Wednesday, June 25, 2008

In the News - Teen Struck, WiFi, New Worcester Schedule and Lots More

Why oh why do people still walk on the train tracks? Yesterday another fatality occurred, when a 15 year old was struck and killed by a train on the Needham line. This was a pure accident, but it touches so many people. The teen's family, the conductor at the helm of the train, the passengers. Just stay off the tracks - they are not a short cut to get somewhere quicker unless you're actually riding a train.

Train Stopping extends their sympathies to the teen's family and to the train staff involved with the accident.

On to some lighter news. The MBTA has annouced that WiFi will now be available on the commuter boats. There are 11 commuter boats that travel to Boston, Logan Airport, Quincy, Hingham and Hull. Along with the commuter boats, the WiFi is currently available on the Worcester-Framingham commuter rail line.

So it looks like the T has extended the WiFi program to the commuter boats because there has been a decrease in the number of commuters using the boats. In the WiFi article published in today's The Boston Globe, Dan Grabauskas was quoted as saying:

Wireless Internet, is a "difference-maker," Grabausaks said, adding that he hopes new riders will enjoy the wireless enough that they continue to take the boats if gas prices fall. The boats cost passengers between $6 and $12 each way. Monthly passes cost at least $198.

It cost between $1,300 and $1,500 to outfit each of the 11 boats for wireless, Grabauskas said. He said he hopes to expand the wireless service to other commuterlines by the end of the year.

Hey Dan, here's an idea - just provide reliable service and people will consider public transportation as an alternative to driving. The bells and whistles might make a nice press event, but is that really the best way for a cash strapped agency to be spending its budget?

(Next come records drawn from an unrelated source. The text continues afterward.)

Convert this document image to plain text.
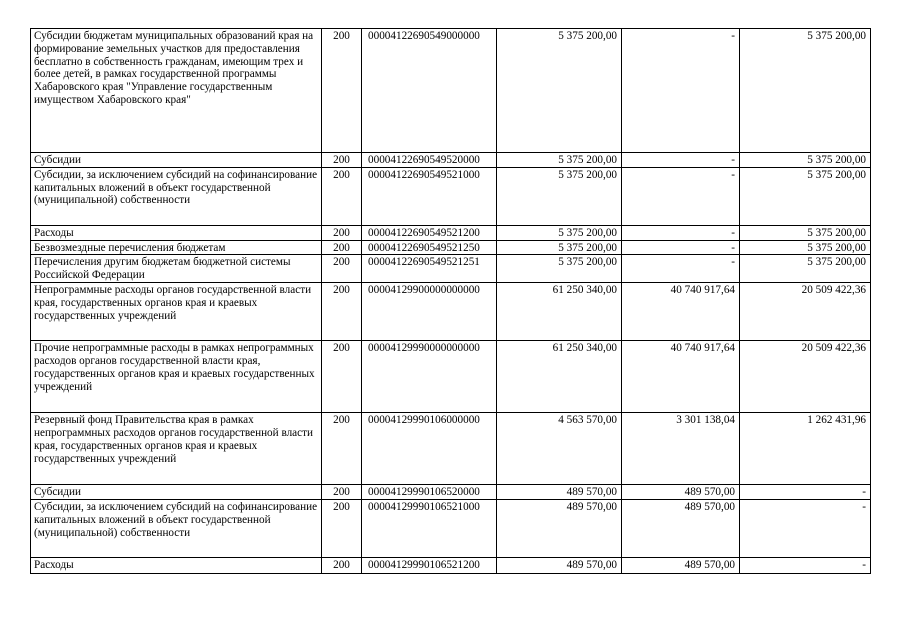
Субсидии бюджетам муниципальных образований края на формирование земельных участков для предоставления бесплатно в собственность гражданам, имеющим трех и более детей, в рамках государственной программы Хабаровского края "Управление государственным имуществом Хабаровского края"	200	00004122690549000000	5 375 200,00	-	5 375 200,00
Субсидии	200	00004122690549520000	5 375 200,00	-	5 375 200,00
Субсидии, за исключением субсидий на софинансирование капитальных вложений в объект государственной (муниципальной) собственности	200	00004122690549521000	5 375 200,00	-	5 375 200,00
Расходы	200	00004122690549521200	5 375 200,00	-	5 375 200,00
Безвозмездные перечисления бюджетам	200	00004122690549521250	5 375 200,00	-	5 375 200,00
Перечисления другим бюджетам бюджетной системы Российской Федерации	200	00004122690549521251	5 375 200,00	-	5 375 200,00
Непрограммные расходы органов государственной власти края, государственных органов края и краевых государственных учреждений	200	00004129900000000000	61 250 340,00	40 740 917,64	20 509 422,36
Прочие непрограммные расходы в рамках непрограммных расходов органов государственной власти края, государственных органов края и краевых государственных учреждений	200	00004129990000000000	61 250 340,00	40 740 917,64	20 509 422,36
Резервный фонд Правительства края в рамках непрограммных расходов органов государственной власти края, государственных органов края и краевых государственных учреждений	200	00004129990106000000	4 563 570,00	3 301 138,04	1 262 431,96
Субсидии	200	00004129990106520000	489 570,00	489 570,00	-
Субсидии, за исключением субсидий на софинансирование капитальных вложений в объект государственной (муниципальной) собственности	200	00004129990106521000	489 570,00	489 570,00	-
Расходы	200	00004129990106521200	489 570,00	489 570,00	-
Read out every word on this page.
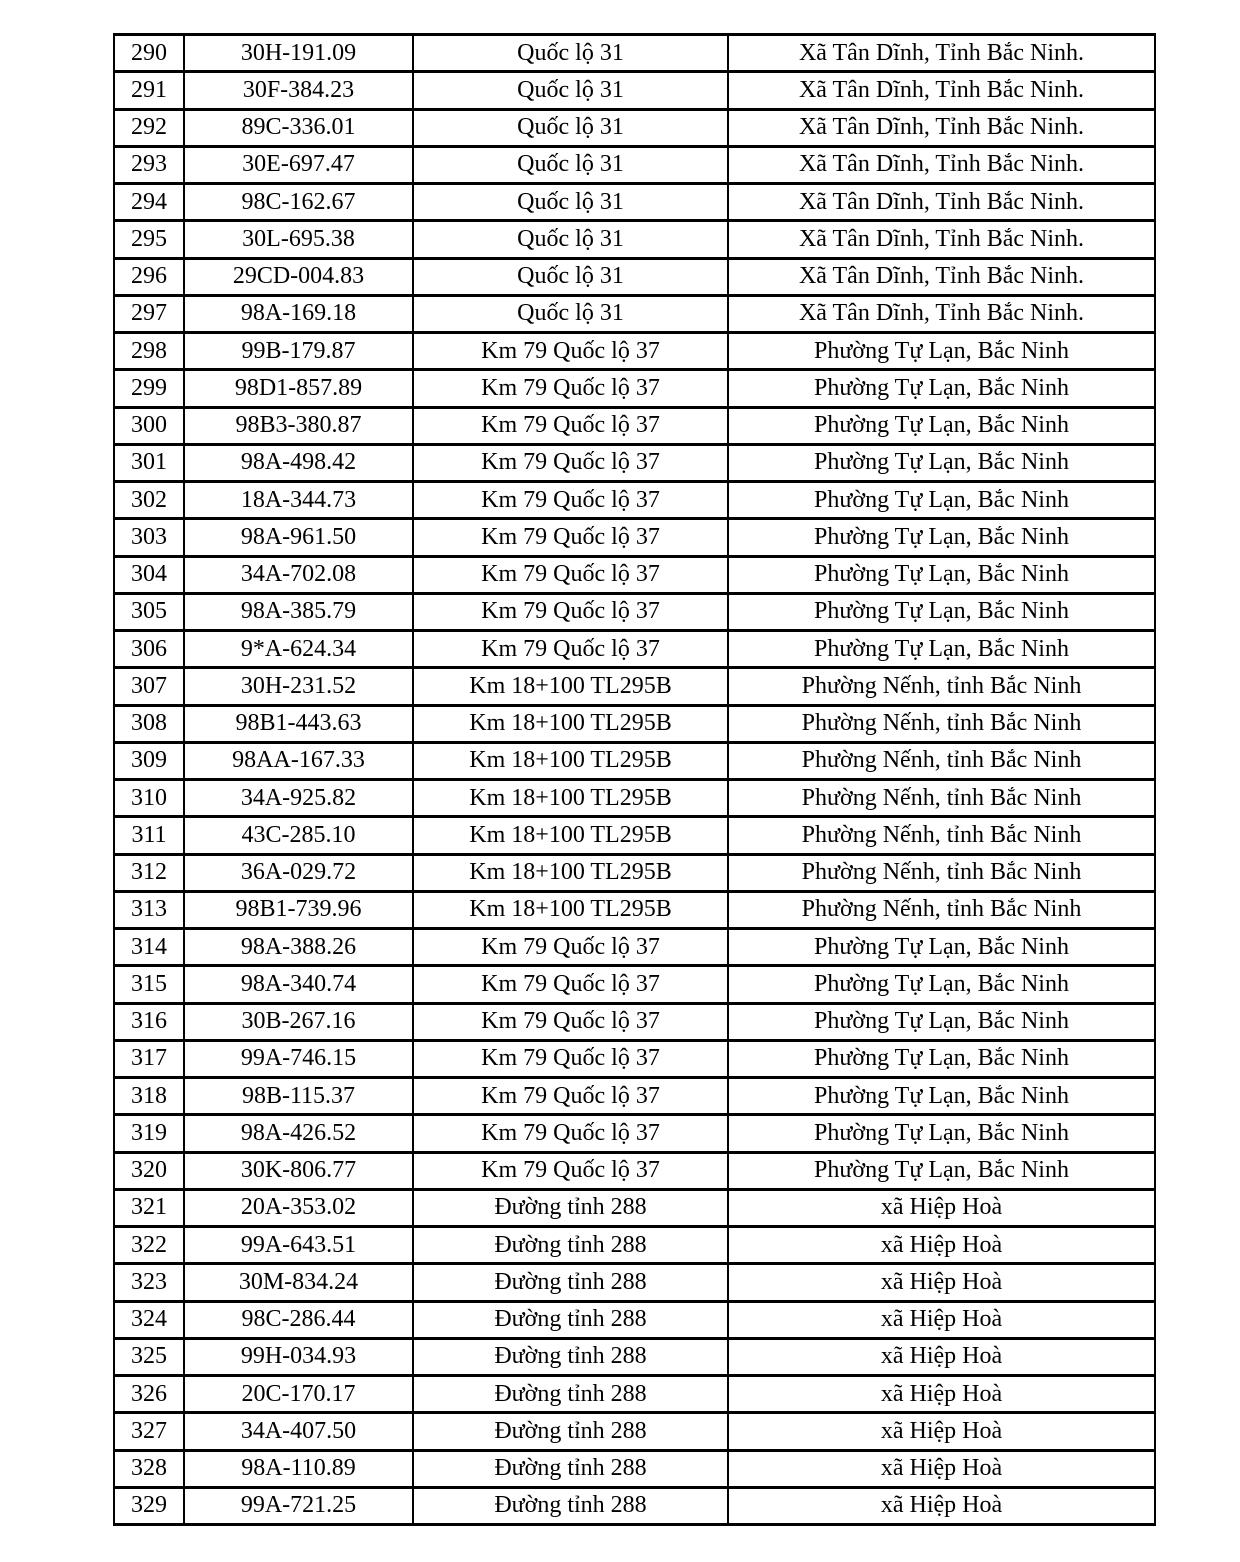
290	30H-191.09	Quốc lộ 31	Xã Tân Dĩnh, Tỉnh Bắc Ninh.
291	30F-384.23	Quốc lộ 31	Xã Tân Dĩnh, Tỉnh Bắc Ninh.
292	89C-336.01	Quốc lộ 31	Xã Tân Dĩnh, Tỉnh Bắc Ninh.
293	30E-697.47	Quốc lộ 31	Xã Tân Dĩnh, Tỉnh Bắc Ninh.
294	98C-162.67	Quốc lộ 31	Xã Tân Dĩnh, Tỉnh Bắc Ninh.
295	30L-695.38	Quốc lộ 31	Xã Tân Dĩnh, Tỉnh Bắc Ninh.
296	29CD-004.83	Quốc lộ 31	Xã Tân Dĩnh, Tỉnh Bắc Ninh.
297	98A-169.18	Quốc lộ 31	Xã Tân Dĩnh, Tỉnh Bắc Ninh.
298	99B-179.87	Km 79 Quốc lộ 37	Phường Tự Lạn, Bắc Ninh
299	98D1-857.89	Km 79 Quốc lộ 37	Phường Tự Lạn, Bắc Ninh
300	98B3-380.87	Km 79 Quốc lộ 37	Phường Tự Lạn, Bắc Ninh
301	98A-498.42	Km 79 Quốc lộ 37	Phường Tự Lạn, Bắc Ninh
302	18A-344.73	Km 79 Quốc lộ 37	Phường Tự Lạn, Bắc Ninh
303	98A-961.50	Km 79 Quốc lộ 37	Phường Tự Lạn, Bắc Ninh
304	34A-702.08	Km 79 Quốc lộ 37	Phường Tự Lạn, Bắc Ninh
305	98A-385.79	Km 79 Quốc lộ 37	Phường Tự Lạn, Bắc Ninh
306	9*A-624.34	Km 79 Quốc lộ 37	Phường Tự Lạn, Bắc Ninh
307	30H-231.52	Km 18+100 TL295B	Phường Nếnh, tỉnh Bắc Ninh
308	98B1-443.63	Km 18+100 TL295B	Phường Nếnh, tỉnh Bắc Ninh
309	98AA-167.33	Km 18+100 TL295B	Phường Nếnh, tỉnh Bắc Ninh
310	34A-925.82	Km 18+100 TL295B	Phường Nếnh, tỉnh Bắc Ninh
311	43C-285.10	Km 18+100 TL295B	Phường Nếnh, tỉnh Bắc Ninh
312	36A-029.72	Km 18+100 TL295B	Phường Nếnh, tỉnh Bắc Ninh
313	98B1-739.96	Km 18+100 TL295B	Phường Nếnh, tỉnh Bắc Ninh
314	98A-388.26	Km 79 Quốc lộ 37	Phường Tự Lạn, Bắc Ninh
315	98A-340.74	Km 79 Quốc lộ 37	Phường Tự Lạn, Bắc Ninh
316	30B-267.16	Km 79 Quốc lộ 37	Phường Tự Lạn, Bắc Ninh
317	99A-746.15	Km 79 Quốc lộ 37	Phường Tự Lạn, Bắc Ninh
318	98B-115.37	Km 79 Quốc lộ 37	Phường Tự Lạn, Bắc Ninh
319	98A-426.52	Km 79 Quốc lộ 37	Phường Tự Lạn, Bắc Ninh
320	30K-806.77	Km 79 Quốc lộ 37	Phường Tự Lạn, Bắc Ninh
321	20A-353.02	Đường tỉnh 288	xã Hiệp Hoà
322	99A-643.51	Đường tỉnh 288	xã Hiệp Hoà
323	30M-834.24	Đường tỉnh 288	xã Hiệp Hoà
324	98C-286.44	Đường tỉnh 288	xã Hiệp Hoà
325	99H-034.93	Đường tỉnh 288	xã Hiệp Hoà
326	20C-170.17	Đường tỉnh 288	xã Hiệp Hoà
327	34A-407.50	Đường tỉnh 288	xã Hiệp Hoà
328	98A-110.89	Đường tỉnh 288	xã Hiệp Hoà
329	99A-721.25	Đường tỉnh 288	xã Hiệp Hoà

So in this time of high gas prices, why are the commuter boats transporting fewer people? WickedLocal Hingham says that the Greenbush line has taken passengers away from the commuter boats. I know we harp on this topic a lot, but why did our state let the Greenbush commuter rail extension get built, when the towns immediately south of Boston had numerous options for getting into Boston, including the Red Line and the commuter boats? I remember in the early '90s when people in Hingham and other towns were fighting the state over this extension. This is an example of public transportation strategy run amok. The money used to build Greenbush could have been spent in other parts of the state. Right now, people are looking favorably to public transportation as gas prices continue to climb. But it is still a hard sell.

Since the T can't admit failure, the "positive" story about the Greenbush line is that it has seen its passenger growth increase from "the hundreds to 2,000 daily riders." That is pathetic. OK, I'm done ranting for now.

In other news, the Telegram & Gazette finally ran an article this morning about the "new" weekend schedule on the Worcester-Framingham commuter rail line. This schedule will impact Central Mass residents who consider using the commuter rail to get into Boston for Red Sox games at Fenway and other events. The new schedule is "realistic," just like the weekday schedule that went into effect in February. However, though it is more realistic, it won't be able to adjust for heat delays that often occur in the summer.

This is what the T&G had to say:

Transportation officials say the schedule change will reflect what already occurs. “Most changes to arrival and departure times are within a few minutes of the prior schedule, and have been made to accurately account for travel times,” states a press release from the Massachusetts Bay Transportation Authority and its contractor, MBCR.

Earlier this year MBCR listed several reasons why trains are slower than they used to be. Ridership has increased at least 40 percent since the line opened in 1995, causing the trains to linger a few extra minutes at each of the 17 stations between Worcester and Boston.

The combination of recent federal regulations and restrictions from CSX Corp., which owns the track from Worcester to Framingham, also has forced trains to slow down on some stretches of the line. Commuter trains share the track with freight trains.

More updates about the Amtrak bridge replacement project going on in Connecticut.

Finally, yesterday's nasty thunderstorms caused delays on the Fitchburg line. A tree fell near the West Concord commuter rail station, causing both the eastbound and westbound trains to literally stop in their tracks.